Para 2025, Barreto vê algumas boas notícias que podem aliviar parte da pressão. “O BTP não apenas voltou com três berços como entrará com mais dois guindastes, o que significa melhora de produtividade. Itajaí também vai voltar com dois berços, o que ajuda. Além disso, os armadores estão buscando levar commodities para portos não tradicionais, como o algodão do Matopiba [Maranhão, Tocantins, Piauí e Bahia] que foi desviado de Santos para Salvador, Itaguaí [RJ]”, diz.
Demanda firme
Outro fator que neste ano pressionou os fretes foi a forte demanda de importação no Brasil, algo que, diante da disparada do dólar, também poderá mudar em 2025, na avaliação de Lorimer. “Este ano, a gente quebrou recorde após recorde na importação de bens chineses. No acumulado até novembro, já aumentou mais de 20%. Mas essa demanda pode ser afetada pelo dólar. É possível que volte a cair um pouco a importação, ou que pelo menos não continue crescendo no mesmo ritmo.”

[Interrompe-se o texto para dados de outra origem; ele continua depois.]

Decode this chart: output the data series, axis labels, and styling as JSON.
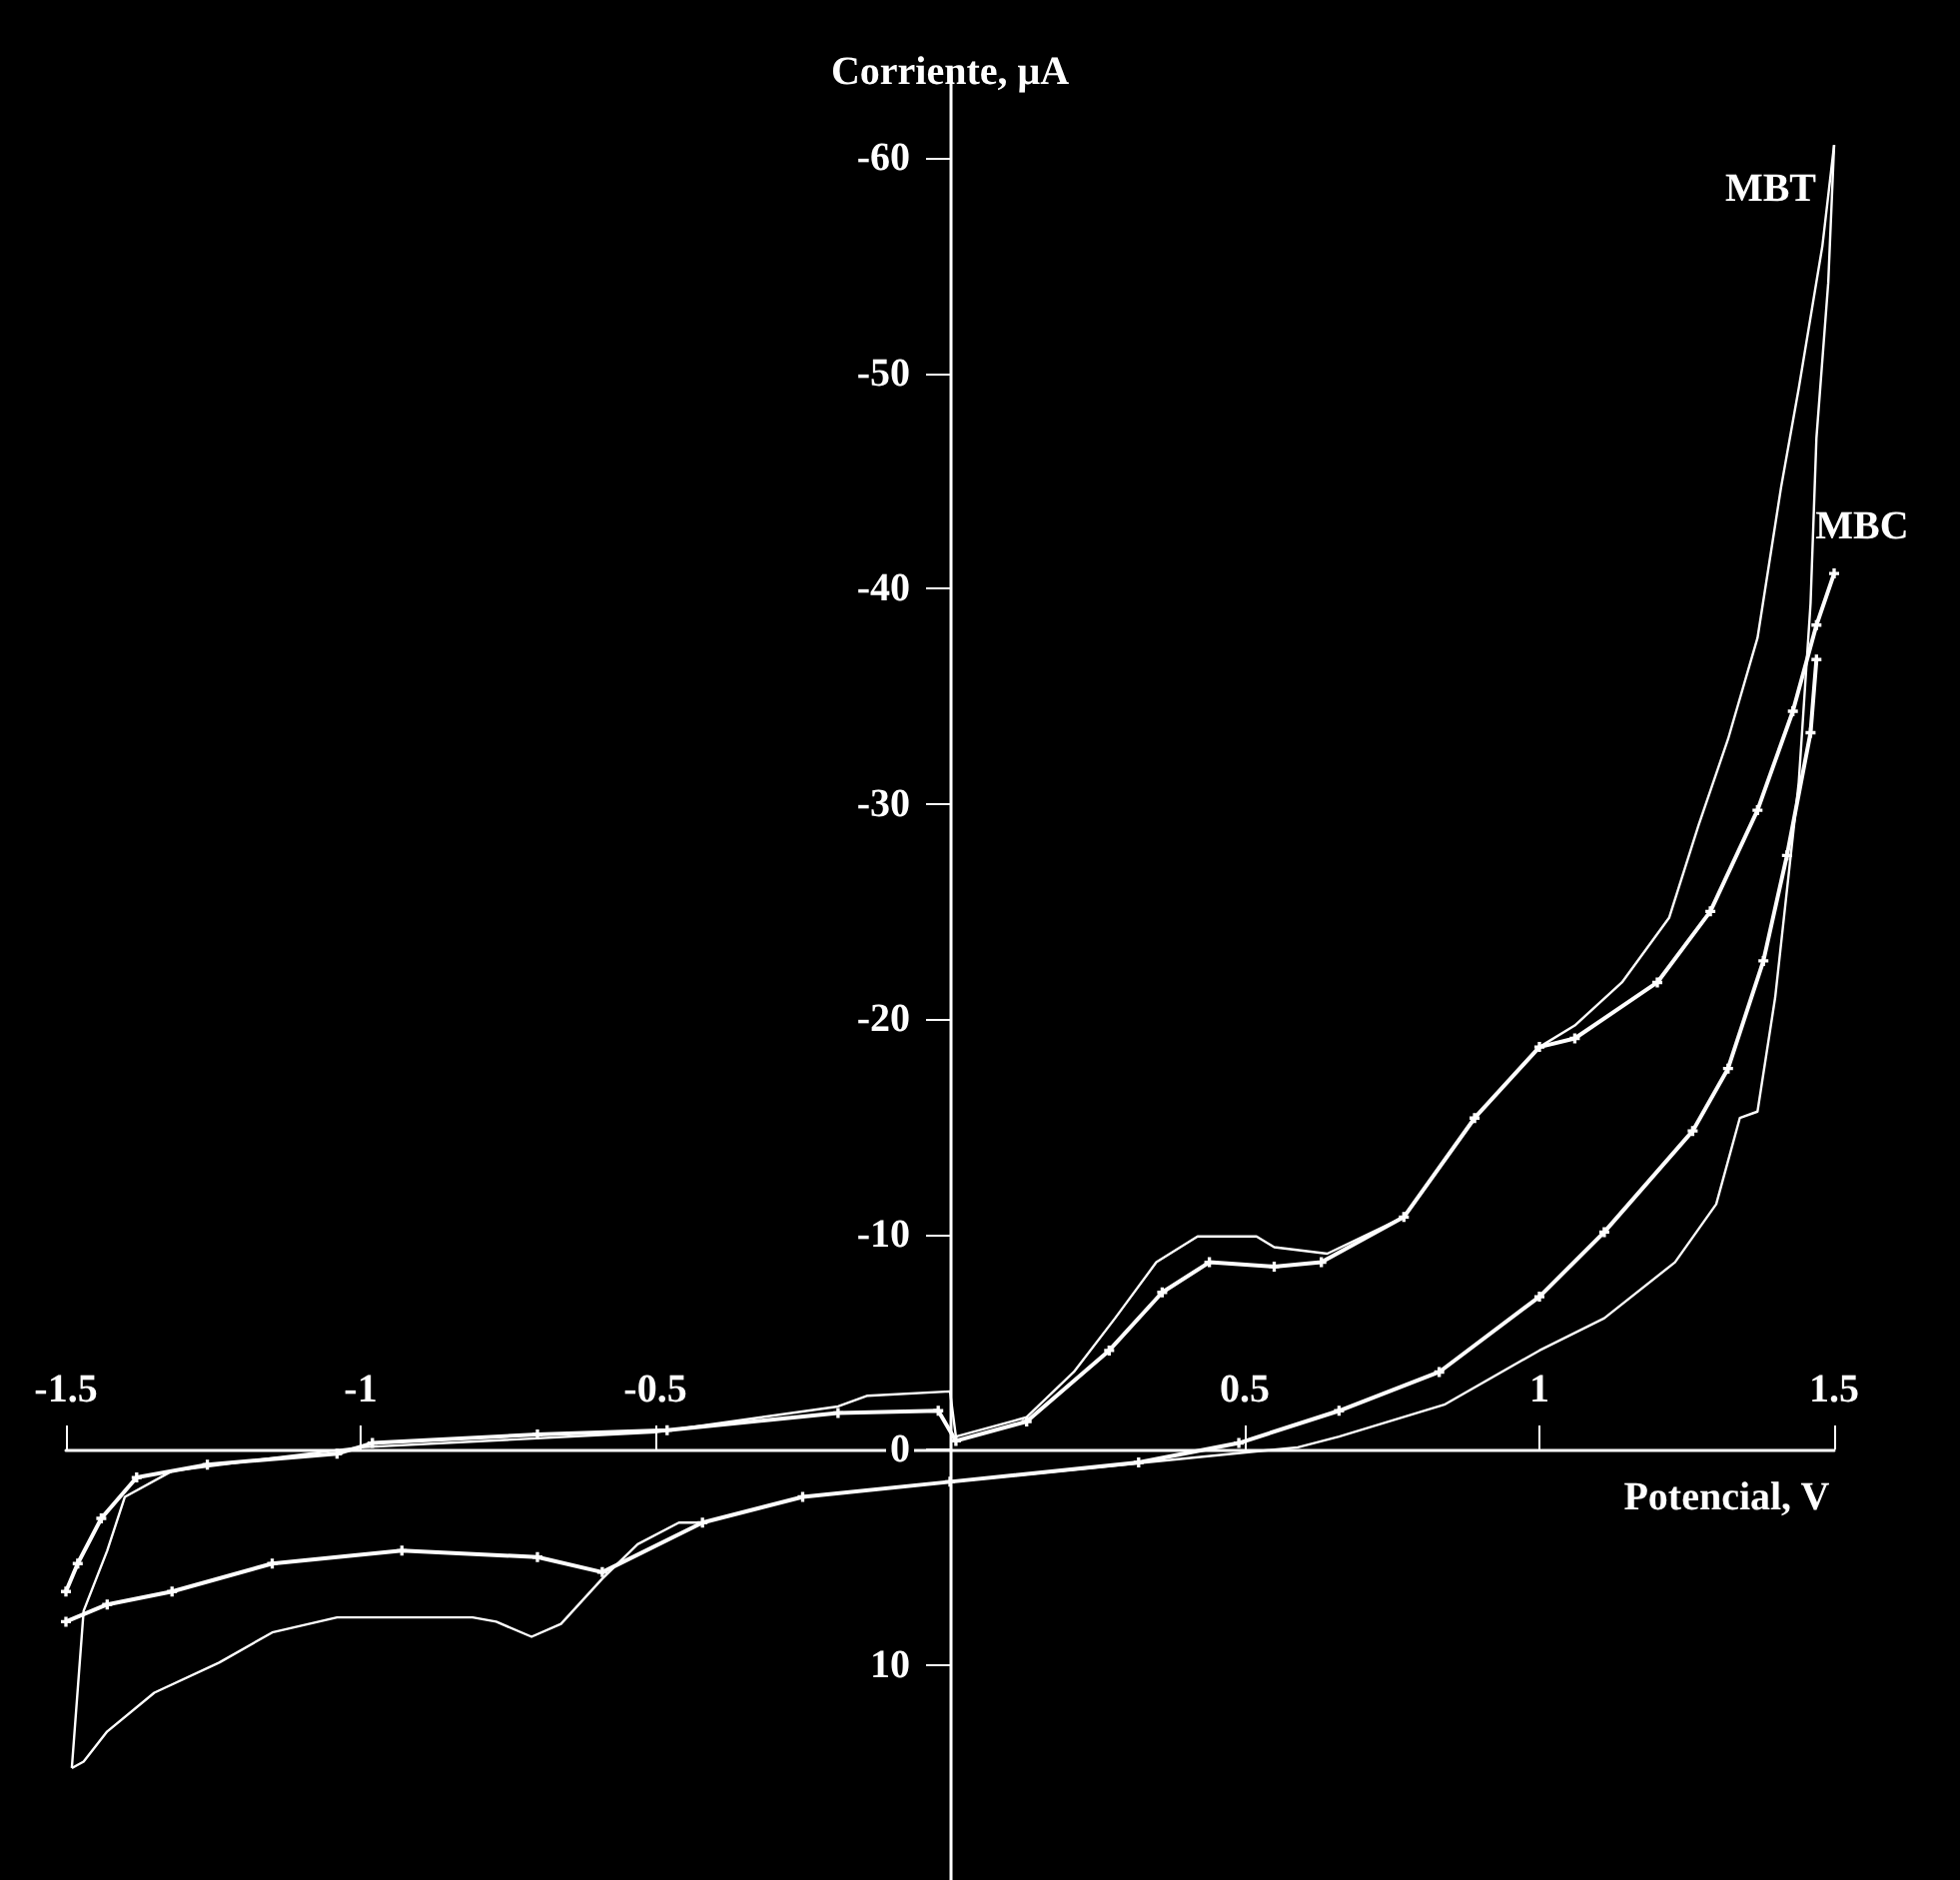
{
  "chart_data": {
    "type": "line",
    "ylabel": "Corriente, μA",
    "xlabel": "Potencial, V",
    "xlim": [
      -1.5,
      1.5
    ],
    "xticks": [
      -1.5,
      -1,
      -0.5,
      0.5,
      1,
      1.5
    ],
    "ylim": [
      20,
      -64
    ],
    "yticks": [
      -60,
      -50,
      -40,
      -30,
      -20,
      -10,
      0,
      10
    ],
    "grid": false,
    "legend": false,
    "series": [
      {
        "name": "MBT",
        "color": "#ffffff",
        "marker": "none",
        "x": [
          -1.49,
          -1.47,
          -1.43,
          -1.4,
          -1.32,
          -1.15,
          -1,
          -0.5,
          -0.19,
          -0.14,
          0,
          0.01,
          0.13,
          0.21,
          0.28,
          0.35,
          0.42,
          0.52,
          0.55,
          0.64,
          0.77,
          0.89,
          1,
          1.06,
          1.14,
          1.22,
          1.27,
          1.32,
          1.37,
          1.41,
          1.44,
          1.48,
          1.5
        ],
        "values": [
          14.8,
          7.5,
          4.7,
          2.2,
          1,
          0.4,
          -0.1,
          -0.8,
          -2,
          -2.5,
          -2.7,
          -0.6,
          -1.5,
          -3.6,
          -6.1,
          -8.7,
          -9.9,
          -9.9,
          -9.4,
          -9.1,
          -10.8,
          -15.4,
          -18.7,
          -19.7,
          -21.7,
          -24.7,
          -29,
          -33,
          -37.7,
          -44.7,
          -49.3,
          -55.9,
          -60.6
        ]
      },
      {
        "color": "#ffffff",
        "marker": "none",
        "x": [
          1.5,
          1.49,
          1.47,
          1.46,
          1.44,
          1.4,
          1.37,
          1.34,
          1.3,
          1.23,
          1.11,
          1,
          0.84,
          0.66,
          0.59,
          0,
          -0.25,
          -0.42,
          -0.46,
          -0.53,
          -0.59,
          -0.66,
          -0.71,
          -0.77,
          -0.81,
          -1.04,
          -1.15,
          -1.24,
          -1.35,
          -1.43,
          -1.47,
          -1.49
        ],
        "values": [
          -60.6,
          -54.2,
          -47,
          -39.3,
          -31,
          -21,
          -15.7,
          -15.4,
          -11.4,
          -8.7,
          -6.1,
          -4.6,
          -2.1,
          -0.6,
          -0.1,
          1.5,
          2.2,
          3.4,
          3.4,
          4.4,
          6,
          8.1,
          8.7,
          8,
          7.8,
          7.8,
          8.5,
          9.9,
          11.3,
          13.1,
          14.5,
          14.8
        ]
      },
      {
        "name": "MBC",
        "color": "#ffffff",
        "marker": "cross",
        "x": [
          -1.5,
          -1.48,
          -1.44,
          -1.38,
          -1.26,
          -1.04,
          -0.98,
          -0.7,
          -0.48,
          -0.19,
          -0.02,
          0.01,
          0.13,
          0.27,
          0.36,
          0.44,
          0.55,
          0.63,
          0.77,
          0.89,
          1,
          1.06,
          1.2,
          1.29,
          1.37,
          1.43,
          1.47,
          1.5
        ],
        "values": [
          6.6,
          5.3,
          3.2,
          1.3,
          0.7,
          0.2,
          -0.3,
          -0.7,
          -0.9,
          -1.7,
          -1.8,
          -0.4,
          -1.3,
          -4.6,
          -7.3,
          -8.7,
          -8.5,
          -8.7,
          -10.8,
          -15.4,
          -18.7,
          -19.1,
          -21.7,
          -25,
          -29.7,
          -34.3,
          -38.3,
          -40.7
        ]
      },
      {
        "color": "#ffffff",
        "marker": "cross",
        "x": [
          1.47,
          1.46,
          1.42,
          1.38,
          1.32,
          1.26,
          1.11,
          1,
          0.83,
          0.66,
          0.49,
          0.32,
          0,
          -0.25,
          -0.42,
          -0.59,
          -0.7,
          -0.93,
          -1.15,
          -1.32,
          -1.43,
          -1.5
        ],
        "values": [
          -36.7,
          -33.3,
          -27.6,
          -22.7,
          -17.7,
          -14.8,
          -10.1,
          -7.1,
          -3.6,
          -1.8,
          -0.3,
          0.6,
          1.5,
          2.2,
          3.4,
          5.7,
          5,
          4.7,
          5.3,
          6.6,
          7.2,
          8
        ]
      }
    ]
  }
}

Já do lado das exportações, a demanda pode aumentar com o cenário de câmbio, diz Helmuth Hofstatter, presidente da Logcomex. “As exportações podem ser beneficiadas pela desvalorização do real frente ao dólar, pela queda de juros dos Estados Unidos e Europa e pelos pacotes de incentivos na China”, afirma.
No geral, a projeção dos especialistas do setor é que haverá um maior equilíbrio no ano que vem. “Para 2025, esperamos demanda e oferta mais equilibrada e fretes podendo reduzir, não a níveis anteriores à crise do mar Vermelho, mas um frete arrefecendo em relação a setembro, outubro de 2024”, diz Barreto.

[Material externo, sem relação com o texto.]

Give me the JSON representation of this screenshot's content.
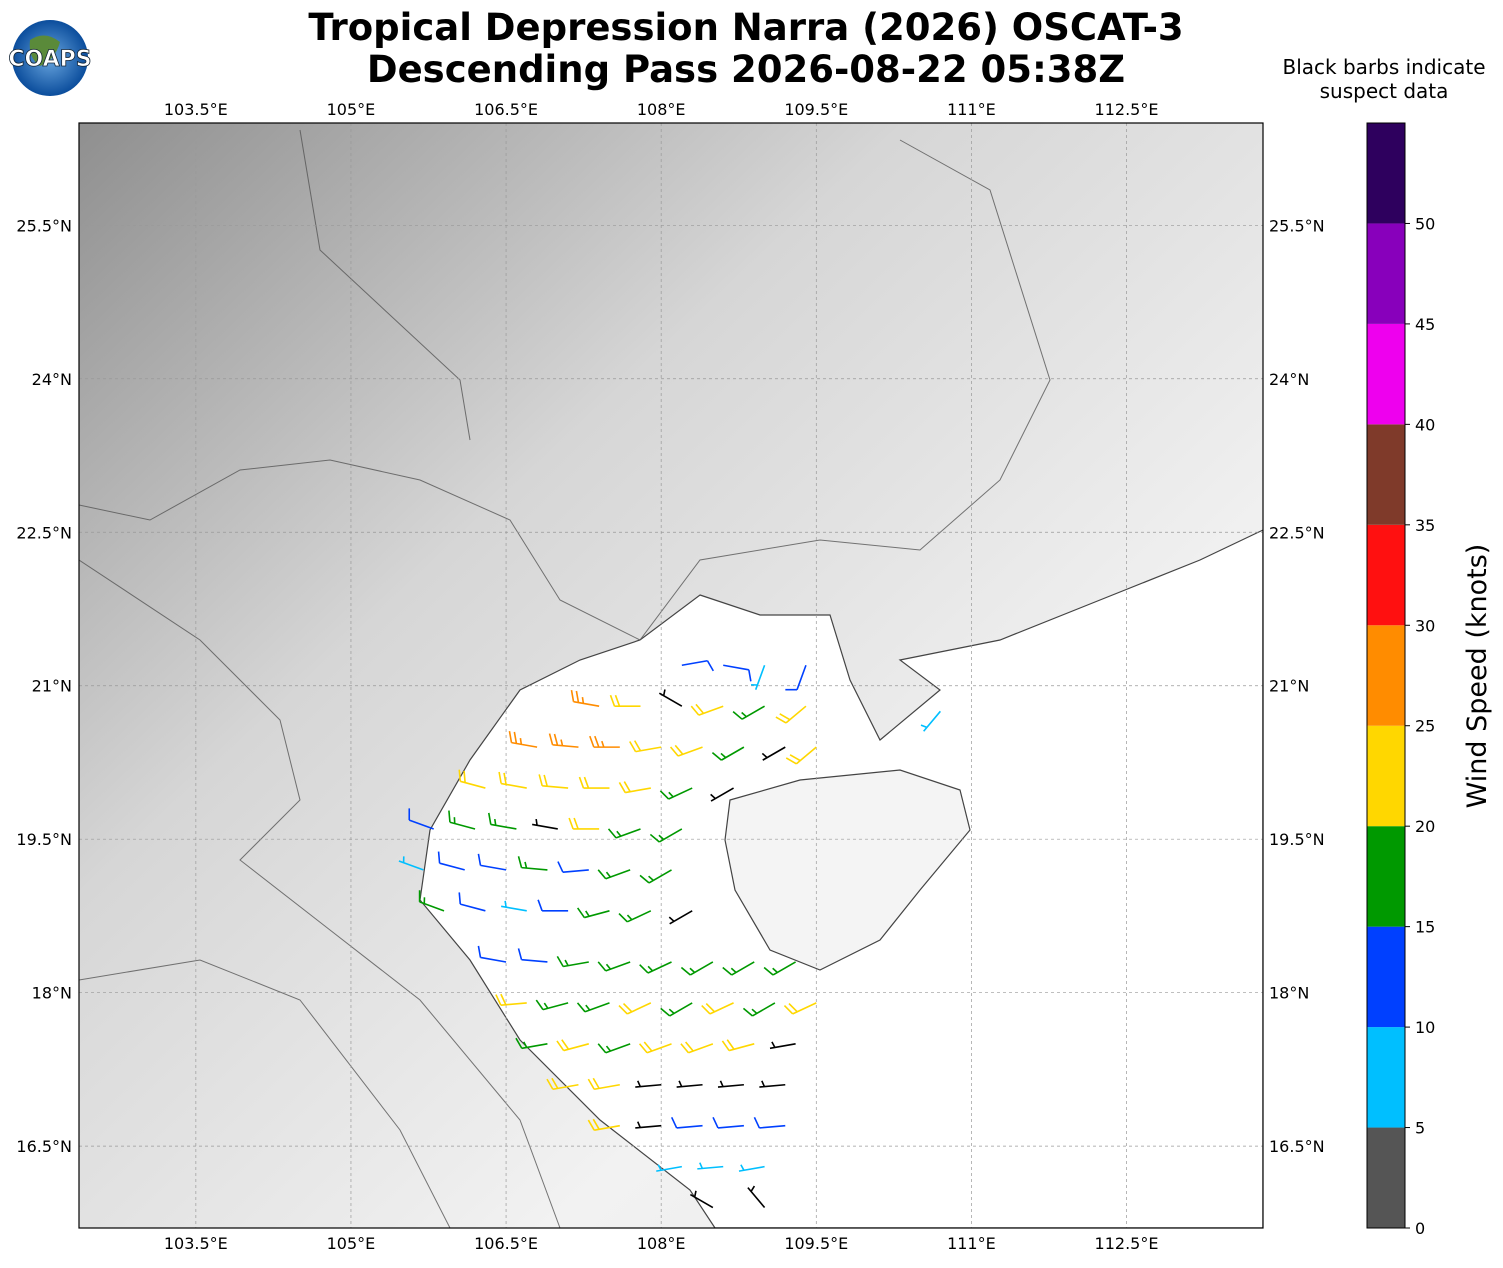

Lorimer, do Datamar, prevê estabilidade. “Os fretes vão permanecer mais ou menos nesse nível, se não houver nenhum outro evento geopolítico que pode piorar a coisa. Para melhorar, teria de ter realmente algo significante no canal do Suez. Mas acreditamos que vai continuar nesse nível que está agora, variando de US$ 4 mil a US$ 7 mil dólares na importação de contêineres da China ao Brasil.”
Os analistas destacam que ainda há muitos fatores de incerteza, que a qualquer momento podem voltar a gerar pressão e fazer os preços disparar. “Qualquer ‘evento extraordinário’ acaba pressionando rapidamente os fretes e, por isso, a volatilidade tem se tornado o novo normal nos últimos anos. Ou seja, o que vai acontecer com os fretes em 2025 dependerá muito da geopolítica, guerras, greves, fenômenos da natureza, regulamentações da descarbonização do setor, entre outros”, afirma Hofstatter.